In 1645 the rebel forces reorganized into the “New Model Army,” replacing leaders who had gained their commands because of their parliamentary positions with better-qualified officers. As a result, Cromwell assumed command of all cavalry forces and played an intricate role in infusing his ideas of organization and discipline throughout the army. These changes produced the first large professional army in English history, exemplified by red uniform coats that would become their symbol for generations to come.
On June 14, 1645, the New Model Army and Cromwell’ cavalry crushed the Royalists at Naseby. Following several more rebel victories, the Civil War concluded in 1646 with an uneasy truce between the king and Parliament, but a complex series of political events led to the Second Civil War in 1648. Cromwell quickly put down an uprising in Wales and proved the effectiveness of the overall generalship by his successful use of infantry in addition to cavalry in a victory over the Scots allied with the king at Preston.
In 1649 Cromwell sat with the parliamentary forces that tried and executed King Charles. Shortly after the execution, Cromwell, in command of the entire army, began operations to the end all opposition within the British Isles. He landed at Dublin, Ireland, in August and in September stormed the Catholic stronghold of Drogheda. Cromwell’s soldiers massacred the survivors, including the town’s civilians. Other Irish garrisons quickly surrendered to avoid a similar fate.

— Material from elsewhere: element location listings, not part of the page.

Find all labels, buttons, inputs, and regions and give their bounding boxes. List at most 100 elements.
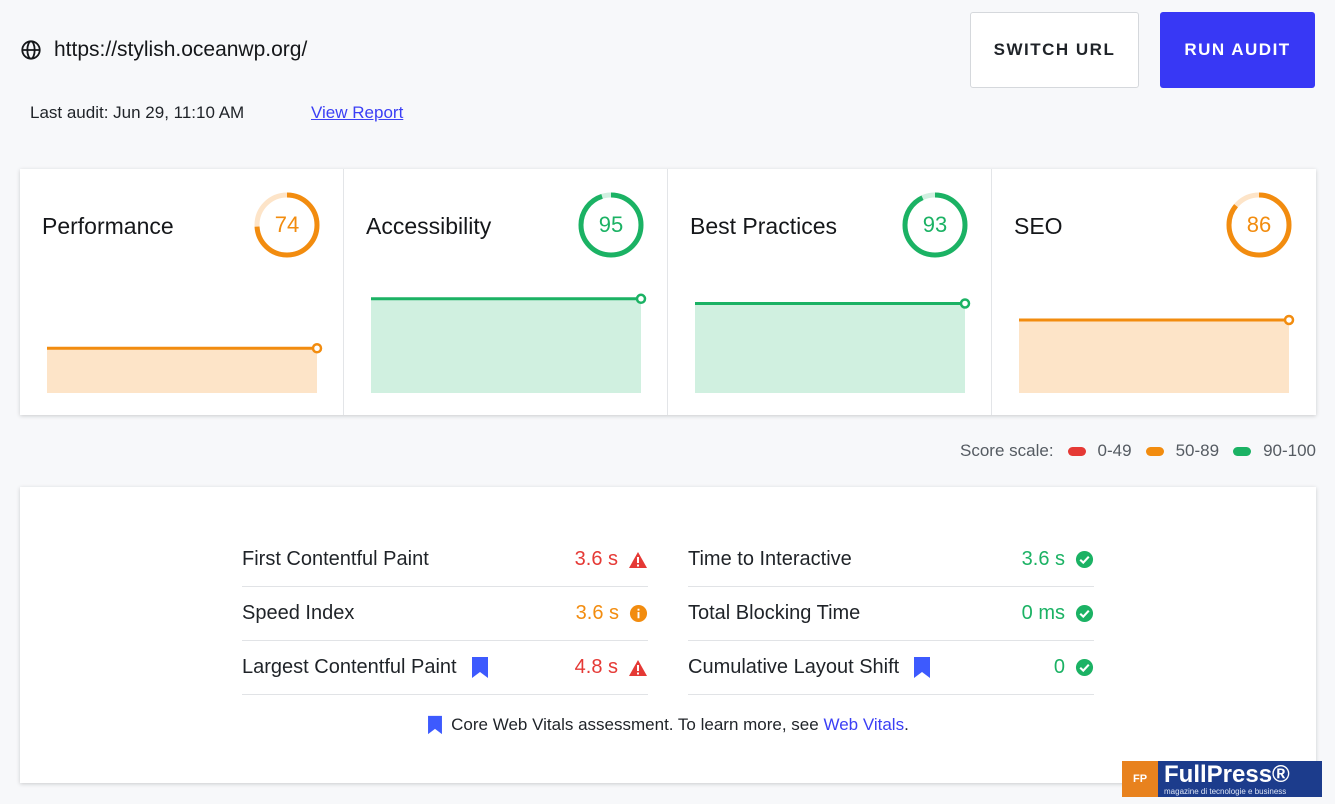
- metric-name-wrap: Time to Interactive: [688, 548, 852, 571]
- score-scale-label: Score scale:: [960, 441, 1054, 460]
- metric-value: 3.6 s: [575, 602, 619, 624]
- score-history-chart: [371, 293, 647, 393]
- metric-value: 3.6 s: [1021, 548, 1065, 570]
- footnote-end: .: [904, 715, 909, 734]
- score-card[interactable]: Best Practices 93: [668, 169, 992, 415]
- metric-row: Largest Contentful Paint 4.8 s: [242, 641, 648, 695]
- score-history-chart: [695, 298, 971, 393]
- score-cards: Performance 74 Accessibility 95 Best Pra…: [20, 169, 1316, 415]
- metric-value: 3.6 s: [574, 548, 618, 570]
- chart-point: [1283, 314, 1295, 326]
- metric-value-wrap: 3.6 s: [1022, 548, 1094, 571]
- check-icon: [1075, 604, 1094, 623]
- metric-name: Largest Contentful Paint: [242, 656, 457, 678]
- chart-point: [311, 342, 323, 354]
- core-web-vitals-note: Core Web Vitals assessment. To learn mor…: [20, 715, 1316, 735]
- metric-value-wrap: 4.8 s: [575, 656, 648, 679]
- metrics-column-left: First Contentful Paint 3.6 s Speed Index…: [242, 533, 648, 695]
- metric-name-wrap: Largest Contentful Paint: [242, 656, 489, 679]
- score-scale-legend: Score scale: 0-49 50-89 90-100: [960, 441, 1316, 461]
- score-gauge: [1226, 192, 1292, 258]
- card-title: SEO: [1014, 213, 1063, 239]
- metric-value: 0: [1053, 656, 1065, 678]
- warning-icon: [628, 551, 648, 569]
- score-value: 93: [922, 212, 948, 237]
- watermark-tagline: magazine di tecnologie e business: [1164, 786, 1287, 796]
- score-history-chart: [47, 342, 323, 393]
- scale-range-mid: 50-89: [1175, 441, 1220, 460]
- scale-range-low: 0-49: [1097, 441, 1132, 460]
- gauge-arc: [902, 192, 968, 258]
- score-card[interactable]: SEO 86: [992, 169, 1316, 415]
- score-gauge: [902, 192, 968, 258]
- last-audit-text: Last audit: Jun 29, 11:10 AM: [30, 103, 245, 122]
- bookmark-icon: [428, 715, 443, 735]
- metric-value-wrap: 3.6 s: [576, 602, 648, 625]
- scale-range-high: 90-100: [1263, 441, 1316, 460]
- gauge-arc: [1226, 192, 1292, 258]
- url-row: https://stylish.oceanwp.org/: [20, 38, 307, 62]
- metric-name: Cumulative Layout Shift: [688, 656, 900, 678]
- metric-value: 0 ms: [1021, 602, 1065, 624]
- gauge-arc: [254, 192, 320, 258]
- scale-dot-orange: [1145, 446, 1164, 456]
- info-icon: [629, 604, 648, 623]
- score-gauge: [578, 192, 644, 258]
- check-icon: [1075, 658, 1094, 677]
- metric-name: Time to Interactive: [688, 548, 852, 570]
- metric-name-wrap: Total Blocking Time: [688, 602, 860, 625]
- metric-name: Total Blocking Time: [688, 602, 861, 624]
- metric-row: Total Blocking Time 0 ms: [688, 587, 1094, 641]
- switch-url-button[interactable]: SWITCH URL: [970, 12, 1139, 88]
- score-card[interactable]: Accessibility 95: [344, 169, 668, 415]
- warning-icon: [628, 659, 648, 677]
- score-card[interactable]: Performance 74: [20, 169, 344, 415]
- globe-icon: [21, 40, 41, 60]
- scale-dot-green: [1233, 446, 1252, 456]
- run-audit-button[interactable]: RUN AUDIT: [1160, 12, 1315, 88]
- metrics-column-right: Time to Interactive 3.6 s Total Blocking…: [688, 533, 1094, 695]
- bookmark-icon: [914, 657, 931, 678]
- chart-area: [1019, 319, 1289, 393]
- header: https://stylish.oceanwp.org/ Last audit:…: [0, 0, 1335, 160]
- check-icon: [1075, 550, 1094, 569]
- metrics-panel: First Contentful Paint 3.6 s Speed Index…: [20, 487, 1316, 783]
- metric-name-wrap: First Contentful Paint: [242, 548, 429, 571]
- watermark-text: FullPress® magazine di tecnologie e busi…: [1164, 760, 1290, 796]
- score-history-chart: [1019, 314, 1295, 393]
- card-title: Performance: [42, 213, 174, 239]
- chart-point: [959, 298, 971, 309]
- view-report-link[interactable]: View Report: [311, 103, 404, 122]
- footnote-text: Core Web Vitals assessment. To learn mor…: [451, 715, 819, 734]
- chart-area: [47, 348, 317, 393]
- metric-row: Cumulative Layout Shift 0: [688, 641, 1094, 695]
- metric-value: 4.8 s: [574, 656, 618, 678]
- card-title: Accessibility: [366, 213, 492, 239]
- score-value: 95: [598, 212, 624, 237]
- chart-area: [695, 303, 965, 393]
- score-value: 74: [274, 212, 300, 237]
- metric-name-wrap: Speed Index: [242, 602, 354, 625]
- scale-dot-red: [1067, 446, 1086, 456]
- metric-value-wrap: 3.6 s: [575, 548, 648, 571]
- metric-name: First Contentful Paint: [242, 548, 429, 570]
- fullpress-logo: FP: [1122, 761, 1158, 797]
- score-gauge: [254, 192, 320, 258]
- gauge-arc: [578, 192, 644, 258]
- web-vitals-link[interactable]: Web Vitals: [823, 715, 905, 734]
- score-value: 86: [1246, 212, 1272, 237]
- site-url: https://stylish.oceanwp.org/: [54, 38, 308, 61]
- watermark-name: FullPress®: [1164, 760, 1290, 788]
- metric-value-wrap: 0: [1054, 656, 1094, 679]
- metric-value-wrap: 0 ms: [1022, 602, 1094, 625]
- metric-name-wrap: Cumulative Layout Shift: [688, 656, 931, 679]
- fullpress-watermark: FP FullPress® magazine di tecnologie e b…: [1122, 761, 1322, 797]
- card-title: Best Practices: [690, 213, 837, 239]
- bookmark-icon: [471, 657, 488, 678]
- metric-name: Speed Index: [242, 602, 355, 624]
- chart-point: [635, 293, 647, 305]
- chart-area: [371, 298, 641, 393]
- metric-row: First Contentful Paint 3.6 s: [242, 533, 648, 587]
- metric-row: Speed Index 3.6 s: [242, 587, 648, 641]
- metric-row: Time to Interactive 3.6 s: [688, 533, 1094, 587]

By the spring of 1650, Cromwell, having subdued the remaining Irish resistance, returned to England in time to combat a Scottish rebellion. Although he rarely committed his forced to battle unless he had numerical superiority, at Dunbar he faced a Scottish force that nearly doubled the size of his twelve thousand-man army. Using a rainstorm to hide his movement, Cromwell attacked and defeated the Scots. A year later, at Worcester, he destroyed the last remnants of resistance. All of the British Isles were now united under a single government.

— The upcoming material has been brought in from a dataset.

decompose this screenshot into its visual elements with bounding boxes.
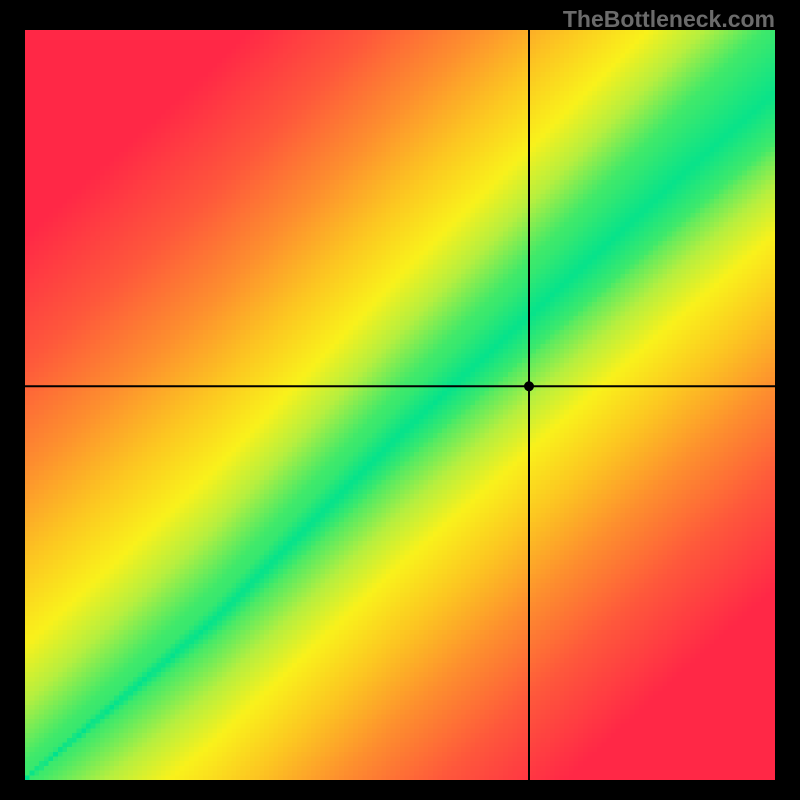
bottleneck-heatmap <box>25 30 775 780</box>
chart-container: TheBottleneck.com <box>0 0 800 800</box>
attribution-label: TheBottleneck.com <box>563 6 775 33</box>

Although offered the throne as king, Cromwell declined. Instead, he created the position of Lord Protector in 1653, which provided his absolute power. Cromwell proved to be an unusually tolerant leader, especially considering his brutality on the battlefield and his sue of religious intolerance to motivate his army. He allowed Protestants to freely practice their religion, and the permitted Jews, whom the British had banned from the country for more than three hundred years, to return and to observe their religious ceremonies without persecution.
Cromwell’s reign as Lord Protector was short-lived, lasting only five years. On May 3, 1658, just after his fifty-ninth birthday, he died of malaria in London and was buried in Westminster Abbey. His son Richard took his place, but he was unable to retain power. In the complex politics of England, Charles II, son of the king Cromwell had helped execute, regained power in 1660. Cromwell’s body was disinterred and hung from the gallows as a traitor. His remains were later buried at the foot of the gibbet.
Although his direct influence had been brief, Cromwell was the major English player of his age, and he significantly influenced its future government and military. Without his organizational skills and leadership, it is doubtful if the parliamentary forces could have won the English Civil War and established the democratic principles that ultimately influenced similar movements in France and the American colonies. While English governments would rise and fall, because of its military structure, as established by Cromwell, England would continue to remain a world power for hundreds of years.